Dublin will be hoping that with the Fiscal Treaty referendum behind it, it will be able to negotiate some kind of write down of the albatross of Irish bank debt.

The Irish are in desperate need of some light at the end of the tunnel. While it might be upheld as the poster child of austerity, the expected return to modest growth this year and a strong export sector belies the state of the real economy. Unemployment is 14.6 percent and would be higher if it were not for Ireland’s traditional release of emigration. One in 10 mortgages are in arrears, retail sales are down and businesses are continuing to go bust.

Compounding the economic mess has been the sense of a loss of sovereignty as the troika of lenders, the ECB, EU, and IMF, effectively oversees the government.
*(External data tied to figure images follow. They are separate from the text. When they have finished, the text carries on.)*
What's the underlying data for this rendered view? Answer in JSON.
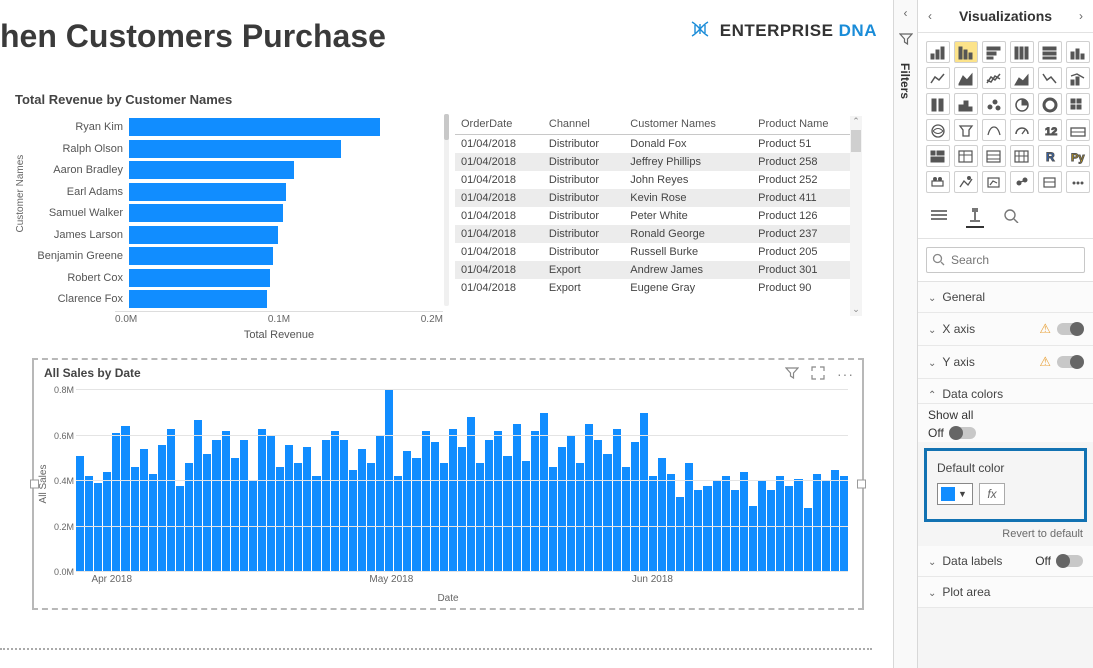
{
  "page_title": "hen Customers Purchase",
  "brand": {
    "name": "ENTERPRISE",
    "accent": "DNA",
    "accent_color": "#1a8cd8"
  },
  "hbar_chart": {
    "title": "Total Revenue by Customer Names",
    "yaxis_label": "Customer Names",
    "xaxis_label": "Total Revenue",
    "xticks": [
      "0.0M",
      "0.1M",
      "0.2M"
    ],
    "xlim": [
      0,
      0.2
    ],
    "bar_color": "#118dff",
    "background_color": "#ffffff",
    "label_fontsize": 11,
    "rows": [
      {
        "name": "Ryan Kim",
        "value": 0.16
      },
      {
        "name": "Ralph Olson",
        "value": 0.135
      },
      {
        "name": "Aaron Bradley",
        "value": 0.105
      },
      {
        "name": "Earl Adams",
        "value": 0.1
      },
      {
        "name": "Samuel Walker",
        "value": 0.098
      },
      {
        "name": "James Larson",
        "value": 0.095
      },
      {
        "name": "Benjamin Greene",
        "value": 0.092
      },
      {
        "name": "Robert Cox",
        "value": 0.09
      },
      {
        "name": "Clarence Fox",
        "value": 0.088
      }
    ]
  },
  "data_table": {
    "columns": [
      "OrderDate",
      "Channel",
      "Customer Names",
      "Product Name"
    ],
    "rows": [
      [
        "01/04/2018",
        "Distributor",
        "Donald Fox",
        "Product 51"
      ],
      [
        "01/04/2018",
        "Distributor",
        "Jeffrey Phillips",
        "Product 258"
      ],
      [
        "01/04/2018",
        "Distributor",
        "John Reyes",
        "Product 252"
      ],
      [
        "01/04/2018",
        "Distributor",
        "Kevin Rose",
        "Product 411"
      ],
      [
        "01/04/2018",
        "Distributor",
        "Peter White",
        "Product 126"
      ],
      [
        "01/04/2018",
        "Distributor",
        "Ronald George",
        "Product 237"
      ],
      [
        "01/04/2018",
        "Distributor",
        "Russell Burke",
        "Product 205"
      ],
      [
        "01/04/2018",
        "Export",
        "Andrew James",
        "Product 301"
      ],
      [
        "01/04/2018",
        "Export",
        "Eugene Gray",
        "Product 90"
      ]
    ]
  },
  "col_chart": {
    "title": "All Sales by Date",
    "yaxis_label": "All Sales",
    "xaxis_label": "Date",
    "bar_color": "#118dff",
    "grid_color": "#e4e4e4",
    "ylim": [
      0,
      0.8
    ],
    "ytick_step": 0.2,
    "yticks": [
      "0.0M",
      "0.2M",
      "0.4M",
      "0.6M",
      "0.8M"
    ],
    "xticks": [
      {
        "label": "Apr 2018",
        "pos": 0.02
      },
      {
        "label": "May 2018",
        "pos": 0.38
      },
      {
        "label": "Jun 2018",
        "pos": 0.72
      }
    ],
    "values": [
      0.51,
      0.42,
      0.39,
      0.44,
      0.61,
      0.64,
      0.46,
      0.54,
      0.43,
      0.56,
      0.63,
      0.38,
      0.48,
      0.67,
      0.52,
      0.58,
      0.62,
      0.5,
      0.58,
      0.4,
      0.63,
      0.6,
      0.46,
      0.56,
      0.48,
      0.55,
      0.42,
      0.58,
      0.62,
      0.58,
      0.45,
      0.54,
      0.48,
      0.6,
      0.8,
      0.42,
      0.53,
      0.5,
      0.62,
      0.57,
      0.48,
      0.63,
      0.55,
      0.68,
      0.48,
      0.58,
      0.62,
      0.51,
      0.65,
      0.49,
      0.62,
      0.7,
      0.46,
      0.55,
      0.6,
      0.48,
      0.65,
      0.58,
      0.52,
      0.63,
      0.46,
      0.57,
      0.7,
      0.42,
      0.5,
      0.43,
      0.33,
      0.48,
      0.36,
      0.38,
      0.4,
      0.42,
      0.36,
      0.44,
      0.29,
      0.4,
      0.36,
      0.42,
      0.38,
      0.41,
      0.28,
      0.43,
      0.4,
      0.45,
      0.42
    ]
  },
  "filters_tab": {
    "label": "Filters"
  },
  "vis_pane": {
    "title": "Visualizations",
    "search_placeholder": "Search",
    "selected_type_index": 1,
    "sections": {
      "general": {
        "label": "General",
        "expanded": false
      },
      "xaxis": {
        "label": "X axis",
        "expanded": false,
        "warning": true
      },
      "yaxis": {
        "label": "Y axis",
        "expanded": false,
        "warning": true
      },
      "datacolors": {
        "label": "Data colors",
        "expanded": true
      },
      "datalabels": {
        "label": "Data labels",
        "expanded": false,
        "toggle": "Off"
      },
      "plotarea": {
        "label": "Plot area",
        "expanded": false
      }
    },
    "show_all": {
      "label": "Show all",
      "state_label": "Off"
    },
    "default_color": {
      "label": "Default color",
      "hex": "#118dff",
      "fx_label": "fx"
    },
    "revert_label": "Revert to default"
  }
}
The revelation that the Irish budget had been seen by members of the Bundestag before Irish parliamentarians felt like proof that the decisions about the country’s future are being made elsewhere. This is adding to the growing problem of the democratic deficit in the EU. Smaller peripheral countries like Ireland feel increasingly marginalized in euro zone decision making.

Meanwhile, the current policy of cutbacks and belt tightening alone is not going to help these economies get out of the current quagmire. The German approach of recasting the rest of Europe in its own image, through slashing wages and implementing structural reforms, is patently not working.

The people of Greece, Ireland, and Spain desperately need a narrative that holds out the prospect of growth. That may well include the use of structural funds and the EIB. It may also require Germany adjusting its own economy, by boosting domestic demand and accepting some loss of competitiveness in relation to its EU partners and even inflation. The recent wage increases secured by German trade unions are a move in the right direction.